Proponents of standardized entrance tests have argued that even such marginal improvements on the predictive value of the high school record is better than nothing, and hence, the SAT and its ilk remain beneficial to colleges and universities. However, that claim has been shattered by the work of James Crouse and Dale Trusheim (Zemelman et al., 2008), who have shown in a number of ways that the SAT adds virtually no value for colleges in forecasting student performance in college. Consider, for instance, two prime objectives for undergraduate admissions offices: They want students who maintain good or passing grades and obtain a bachelor's degree. Admissions officers want to maximize their "correct" admissions; that is, the numbers of students who perform at or above some academic level (Appalachia Educational Lab, 2004).

That is a significant difference, and a good test of the theory that bright students, as indicated by test scores, ought…

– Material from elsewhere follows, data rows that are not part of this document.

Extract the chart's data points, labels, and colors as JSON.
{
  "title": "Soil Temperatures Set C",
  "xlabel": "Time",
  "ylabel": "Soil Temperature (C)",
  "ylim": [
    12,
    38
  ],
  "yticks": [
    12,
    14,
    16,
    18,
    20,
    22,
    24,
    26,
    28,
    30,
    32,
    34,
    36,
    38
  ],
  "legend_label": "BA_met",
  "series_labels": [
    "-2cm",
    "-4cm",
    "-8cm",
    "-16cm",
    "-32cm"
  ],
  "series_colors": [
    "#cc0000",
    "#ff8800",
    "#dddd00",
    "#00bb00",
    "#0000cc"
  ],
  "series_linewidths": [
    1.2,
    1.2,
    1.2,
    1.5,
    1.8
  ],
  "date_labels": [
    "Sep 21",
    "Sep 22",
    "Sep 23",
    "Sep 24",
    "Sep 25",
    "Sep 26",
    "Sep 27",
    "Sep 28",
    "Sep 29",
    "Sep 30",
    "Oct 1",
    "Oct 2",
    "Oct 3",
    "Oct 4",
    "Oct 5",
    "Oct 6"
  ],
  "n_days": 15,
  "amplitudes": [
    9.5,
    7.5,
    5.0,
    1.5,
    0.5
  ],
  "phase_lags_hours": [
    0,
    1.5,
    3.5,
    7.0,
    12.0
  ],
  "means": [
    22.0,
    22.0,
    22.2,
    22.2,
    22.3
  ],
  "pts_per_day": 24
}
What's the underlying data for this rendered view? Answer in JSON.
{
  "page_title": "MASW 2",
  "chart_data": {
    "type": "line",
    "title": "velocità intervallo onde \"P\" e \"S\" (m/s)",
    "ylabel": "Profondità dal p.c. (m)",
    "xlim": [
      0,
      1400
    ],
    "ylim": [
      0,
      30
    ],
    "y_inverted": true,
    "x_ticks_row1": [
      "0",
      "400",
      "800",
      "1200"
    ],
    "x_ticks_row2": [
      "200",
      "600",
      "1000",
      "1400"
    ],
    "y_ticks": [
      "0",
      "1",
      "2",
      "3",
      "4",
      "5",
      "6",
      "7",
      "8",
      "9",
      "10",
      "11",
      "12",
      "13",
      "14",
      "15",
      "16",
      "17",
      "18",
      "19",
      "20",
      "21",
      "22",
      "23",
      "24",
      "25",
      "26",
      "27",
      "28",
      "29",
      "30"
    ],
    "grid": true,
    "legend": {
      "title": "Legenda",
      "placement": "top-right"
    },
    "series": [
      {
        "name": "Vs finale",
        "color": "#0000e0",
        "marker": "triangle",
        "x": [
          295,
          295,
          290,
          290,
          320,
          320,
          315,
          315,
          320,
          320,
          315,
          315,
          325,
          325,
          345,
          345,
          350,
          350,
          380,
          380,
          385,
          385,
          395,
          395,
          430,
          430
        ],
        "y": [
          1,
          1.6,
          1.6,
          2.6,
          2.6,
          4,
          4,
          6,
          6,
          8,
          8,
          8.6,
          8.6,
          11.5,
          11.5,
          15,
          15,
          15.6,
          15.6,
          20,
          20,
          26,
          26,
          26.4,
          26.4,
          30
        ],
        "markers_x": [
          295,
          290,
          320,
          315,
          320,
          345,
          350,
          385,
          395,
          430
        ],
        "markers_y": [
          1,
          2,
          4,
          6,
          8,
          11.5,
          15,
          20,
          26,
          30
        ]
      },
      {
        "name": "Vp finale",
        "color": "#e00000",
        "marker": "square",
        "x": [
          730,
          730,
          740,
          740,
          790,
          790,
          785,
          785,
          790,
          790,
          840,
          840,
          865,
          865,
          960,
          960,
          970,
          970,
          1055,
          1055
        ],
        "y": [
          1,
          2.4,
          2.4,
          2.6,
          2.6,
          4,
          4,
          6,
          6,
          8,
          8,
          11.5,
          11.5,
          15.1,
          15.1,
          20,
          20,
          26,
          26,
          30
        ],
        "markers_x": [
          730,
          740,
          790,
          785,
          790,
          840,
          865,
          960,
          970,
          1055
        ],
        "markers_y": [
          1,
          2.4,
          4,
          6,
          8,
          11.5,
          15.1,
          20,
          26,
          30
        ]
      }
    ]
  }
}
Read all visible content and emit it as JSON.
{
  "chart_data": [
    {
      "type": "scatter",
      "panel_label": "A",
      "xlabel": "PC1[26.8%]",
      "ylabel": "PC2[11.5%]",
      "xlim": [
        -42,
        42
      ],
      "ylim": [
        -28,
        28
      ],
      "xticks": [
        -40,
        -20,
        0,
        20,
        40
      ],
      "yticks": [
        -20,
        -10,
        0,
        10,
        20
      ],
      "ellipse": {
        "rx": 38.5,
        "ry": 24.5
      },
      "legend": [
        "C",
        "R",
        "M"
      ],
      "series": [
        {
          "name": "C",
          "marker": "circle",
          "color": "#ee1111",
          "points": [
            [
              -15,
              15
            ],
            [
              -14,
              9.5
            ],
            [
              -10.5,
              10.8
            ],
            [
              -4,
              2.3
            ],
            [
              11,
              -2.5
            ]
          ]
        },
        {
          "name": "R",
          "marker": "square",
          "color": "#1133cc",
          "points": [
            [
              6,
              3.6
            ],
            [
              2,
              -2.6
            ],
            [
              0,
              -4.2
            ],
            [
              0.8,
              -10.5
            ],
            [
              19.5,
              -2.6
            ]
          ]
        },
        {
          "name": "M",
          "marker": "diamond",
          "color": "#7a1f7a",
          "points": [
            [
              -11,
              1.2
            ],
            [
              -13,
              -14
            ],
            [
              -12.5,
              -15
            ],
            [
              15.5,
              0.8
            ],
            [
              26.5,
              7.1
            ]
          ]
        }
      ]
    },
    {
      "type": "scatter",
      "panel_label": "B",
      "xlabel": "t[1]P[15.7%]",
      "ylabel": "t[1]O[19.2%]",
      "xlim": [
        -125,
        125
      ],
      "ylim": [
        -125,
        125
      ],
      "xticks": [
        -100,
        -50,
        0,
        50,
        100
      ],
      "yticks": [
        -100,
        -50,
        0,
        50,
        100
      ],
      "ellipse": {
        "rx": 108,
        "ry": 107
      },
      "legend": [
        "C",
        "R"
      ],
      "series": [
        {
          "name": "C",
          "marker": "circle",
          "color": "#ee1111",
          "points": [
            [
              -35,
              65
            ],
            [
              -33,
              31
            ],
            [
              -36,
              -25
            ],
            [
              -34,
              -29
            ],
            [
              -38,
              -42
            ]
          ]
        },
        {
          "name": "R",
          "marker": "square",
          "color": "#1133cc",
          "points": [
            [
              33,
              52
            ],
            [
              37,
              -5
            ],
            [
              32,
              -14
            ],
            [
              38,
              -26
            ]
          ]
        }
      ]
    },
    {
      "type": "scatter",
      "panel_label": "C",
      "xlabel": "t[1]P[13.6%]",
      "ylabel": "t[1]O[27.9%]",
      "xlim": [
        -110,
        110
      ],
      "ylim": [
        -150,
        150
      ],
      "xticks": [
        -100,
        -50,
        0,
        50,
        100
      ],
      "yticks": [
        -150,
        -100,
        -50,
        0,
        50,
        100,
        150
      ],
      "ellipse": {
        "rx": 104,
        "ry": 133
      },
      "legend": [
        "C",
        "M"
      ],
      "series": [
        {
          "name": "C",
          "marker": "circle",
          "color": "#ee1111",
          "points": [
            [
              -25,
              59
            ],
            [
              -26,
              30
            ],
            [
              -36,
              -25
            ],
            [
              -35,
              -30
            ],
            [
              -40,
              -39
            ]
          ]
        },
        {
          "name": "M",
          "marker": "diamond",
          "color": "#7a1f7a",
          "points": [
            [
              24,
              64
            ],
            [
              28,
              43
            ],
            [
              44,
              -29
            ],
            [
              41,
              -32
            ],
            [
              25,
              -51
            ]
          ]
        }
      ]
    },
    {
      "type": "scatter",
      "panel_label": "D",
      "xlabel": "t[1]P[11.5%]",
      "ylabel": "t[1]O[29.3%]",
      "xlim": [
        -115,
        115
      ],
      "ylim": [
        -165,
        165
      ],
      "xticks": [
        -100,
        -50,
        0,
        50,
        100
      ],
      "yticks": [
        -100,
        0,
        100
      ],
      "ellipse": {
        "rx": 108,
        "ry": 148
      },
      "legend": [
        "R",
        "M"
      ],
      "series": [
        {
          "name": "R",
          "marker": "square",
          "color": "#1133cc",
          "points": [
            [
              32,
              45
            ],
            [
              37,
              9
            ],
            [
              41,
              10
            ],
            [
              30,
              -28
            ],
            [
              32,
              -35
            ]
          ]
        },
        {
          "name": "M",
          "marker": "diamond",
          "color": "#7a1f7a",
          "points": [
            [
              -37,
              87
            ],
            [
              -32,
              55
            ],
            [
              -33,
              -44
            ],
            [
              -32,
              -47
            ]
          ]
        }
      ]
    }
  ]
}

Sources used in this document:
References

Appalachia Educational Lab. (1994). Perceptions of school change: Interviews with Kentucky students. A report submitted to the Kentucky caucus of the AEL board of directors. Charleston, WV: Author.

Blumer, H. (2004). Symbolic interactionism. In J. Spradley (Ed.), Culture and cognition (pp. 65-83). Prospect Heights: Waveland Press.

Brown, D.F. (2002). Altering curricula through state testing: Perceptions of teachers and principals. Paper presented at the annual meeting of the American Educational Research Association, San Francisco, CA. (ERIC Reproduction Service No ED 344-925)

Callahan, C.M., Tomlinson, C.A., Hunsaker, S.L., Bland, L.C., & Moon, T.R. (2005). Instruments and evaluation designs used in gifted programs (Report No. 95132). Storrs, CT: National Research Center on the Gifted and Talented.